Deep Learning Scaling is Predicatable

Our digital world and data are growing faster today than any time in the past—even faster than our computing power. Deep learning helps us quickly make sense of immense data, and offers users the best AI-powered products and experiences.

To continually improve user experience, our challenge, then, is to quickly improve our deep learning models for existing and emerging application domains. Model architecture search creates important new improvements, but this search often depends on epiphany; Breakthroughs often require complex reframing of the modeling problem, and can take weeks or months of testing.

It be great if we could supplement model architecture search with more reliable ways to improve model accuracy.

Today, we are releasing a large-scale study showing that deep learning accuracy improves predictably as we grow training data set size. Through empirical testing, we find predictable accuracy scaling as long as we have enough data and compute power to train large models. These results hold for a broad spectrum of state-of-the-art models over four application domains: machine translation, language modeling, image classification, and speech recognition.
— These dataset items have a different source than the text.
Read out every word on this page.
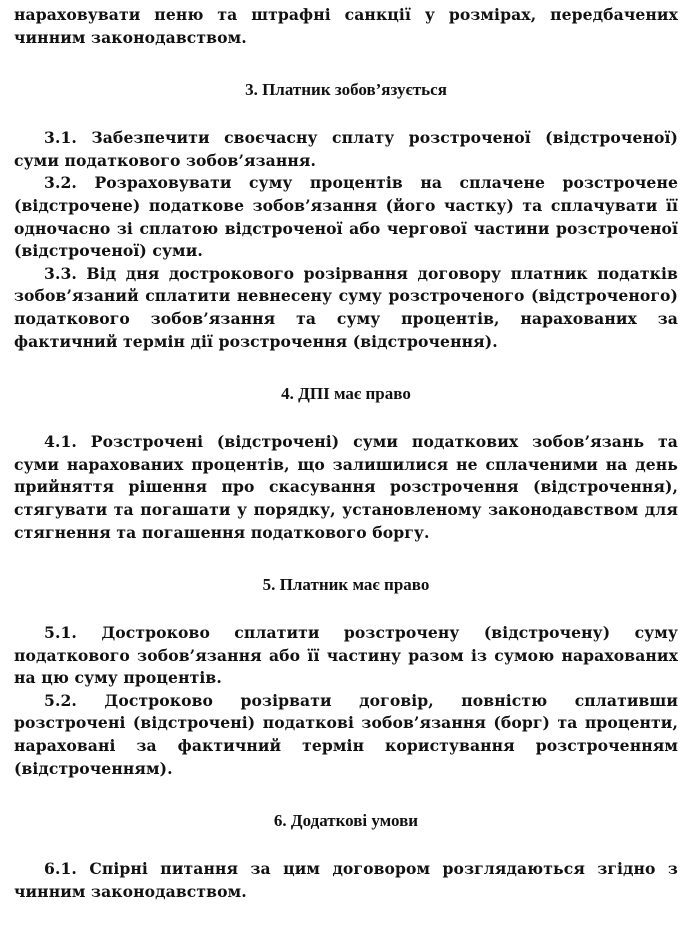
нараховувати пеню та штрафні санкції у розмірах, передбачених чинним законодавством.

3. Платник зобов’язується

3.1. Забезпечити своєчасну сплату розстроченої (відстроченої) суми податкового зобов’язання.

3.2. Розраховувати суму процентів на сплачене розстрочене (відстрочене) податкове зобов’язання (його частку) та сплачувати її одночасно зі сплатою відстроченої або чергової частини розстроченої (відстроченої) суми.

3.3. Від дня дострокового розірвання договору платник податків зобов’язаний сплатити невнесену суму розстроченого (відстроченого) податкового зобов’язання та суму процентів, нарахованих за фактичний термін дії розстрочення (відстрочення).

4. ДПІ має право

4.1. Розстрочені (відстрочені) суми податкових зобов’язань та суми нарахованих процентів, що залишилися не сплаченими на день прийняття рішення про скасування розстрочення (відстрочення), стягувати та погашати у порядку, установленому законодавством для стягнення та погашення податкового боргу.

5. Платник має право

5.1. Достроково сплатити розстрочену (відстрочену) суму податкового зобов’язання або її частину разом із сумою нарахованих на цю суму процентів.

5.2. Достроково розірвати договір, повністю сплативши розстрочені (відстрочені) податкові зобов’язання (борг) та проценти, нараховані за фактичний термін користування розстроченням (відстроченням).

6. Додаткові умови

6.1. Спірні питання за цим договором розглядаються згідно з чинним законодавством.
More specifically, our results show that generalization error—the measure of how well a model can predict new samples—decreases as a power-law of the training data set size. Prior theoretical work also shows that error scaling should be a power-law. However, these works typically predict a “steep” learning curve—the power-law exponent is expected to be -0.5—suggesting models should learn very quickly. Our empirically-collected learning curves show smaller magnitude exponents in the range

[-0.35, -0.07]: Real models actually learn real-world data more slowly than suggested by theory.
As an example, consider our results for word language modeling below (Note the log-log scale!):

Deep Learning Scaling is Predictable, Empirically

Word language models show predictable power-law validation error scaling as training set size grows.

For word language modeling, we test LSTM and RHN models on subsets of the Billion Word dataset. The figure above shows each model architecture’s validation error (an approximation to generalization error) for the best-fit model size at each training set size. These learning curves are each predictable power-laws, which surprisingly have the same power-law exponent. On larger training sets, models tend away from the curve, but we find that optimization hyperparameter search often closes the gap.